There's no indication in the Bible that any such thing (as saving Mary before she was born) did, or even
could take place. First of all it was the work of Jesus, and His death on the cross that made it possible for all of
us to be saved by His grace. His sacrificial death and atonement for our sins (including Mary's) is was saves us
and her, and He had yet to perform that work at the time of Mary's birth. If He had saved her from the pit and
the stain of sin before He was born, then why do what He did to save the rest of us? Why not just save us all
before we fall in the pit and get stained? Coming up with a fanciful story about how something could be done, is
not the same as it actually being done. There's no indication anywhere other than what the Catholic Church
claims that this type of thing ever happened or even could happen. Why doesn't the Bible speak of Mary's
pulling from the pit and declare her sinless in it's pages? Because it never happened that's why.
We hear from the Roman Catholic Church the following:
...at the first instance of her conception, by a singular privilege and grace of the Omnipotent God, in virtue of
the merits of Jesus Christ, the Savior of mankind, was preserved immaculate from all stain of original sin...
Pope Pius IX, Ineffabilis Deus, December 8, 1854
It's an impossibility for Jesus to have saved Mary before she was born as is stated above, because in
order for Jesus to impart saving grace to anyone, He needed to first be born as a man in the flesh, lead a perfect
life, and then take on the sins of the world to kill sin through His atoning death on the cross. It was the death of
Jesus that made the forgiveness of our sins possible. His death and resurrection are the merits Pius IX spoke
about. It's shocking that he didn't see that those merits had yet to become manifest in the man Jesus Christ at the
time Mary was conceived.

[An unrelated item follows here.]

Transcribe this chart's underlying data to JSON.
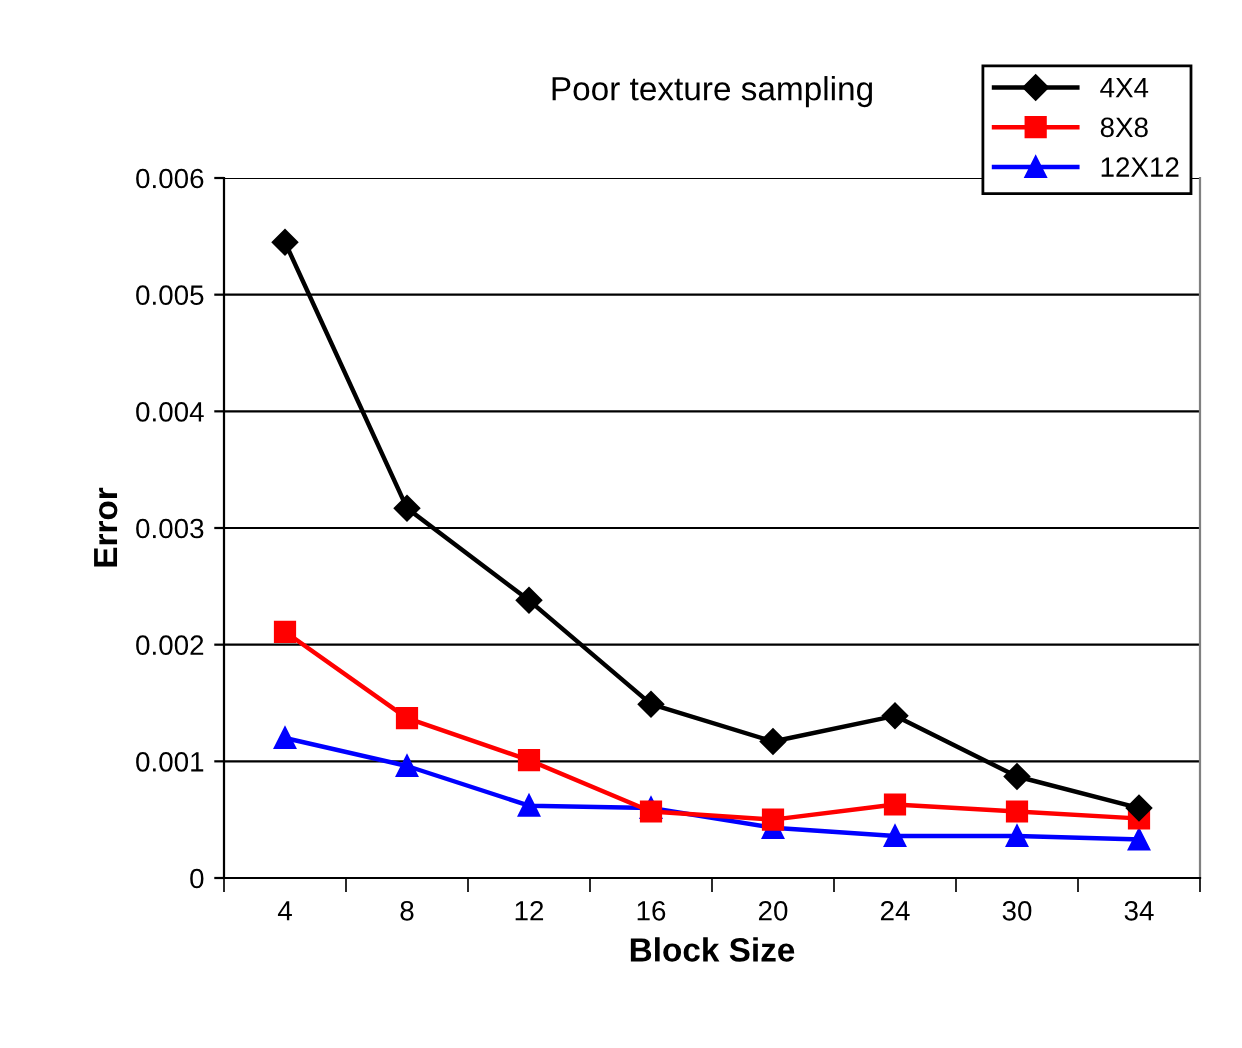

Jesus had not yet been born yet alone died at the time Mary was supposedly saved
from the pit. This is why God became flesh, suffered, and died for us all. To make it possible for us to be saved,
Jesus had to die. One can't die until they are born first. If there was any other way, would he have not chosen it?

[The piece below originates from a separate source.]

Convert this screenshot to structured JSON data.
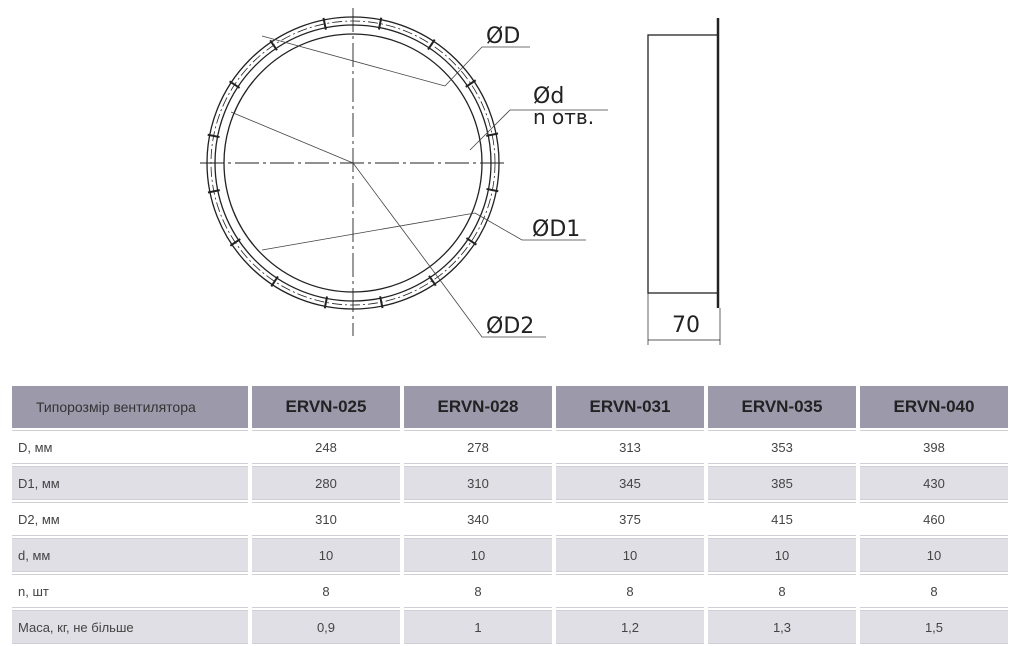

In fact we see in the garden just before Jesus' death Jesus asking the Father Father, if thou art willing, let this
cup pass from me. Jesus was asking that if there was any other way to forgive the sins of man, let Me not go
through this. But there was no other way to remove sin, so Jesus went to His death on the cross to complete His
saving work.
In short, Martignoni misses the entire point on Mary, presumably because he needs the RCC story of her
greatness to live on. It must be true for him, and he'll most likely believe it even beyond the day that the Roman
Catholic Church finally declares her Co-Redemptrix. He dismisses the miracle God preformed thorough his
humble servant by trying to cobble together a crazy comparison on the Ark and Mary, and the great work
performed through Mary (not by her) is trashed by his insistence that she be more than what she really was; a
simple handmaiden that was honored by the Lord.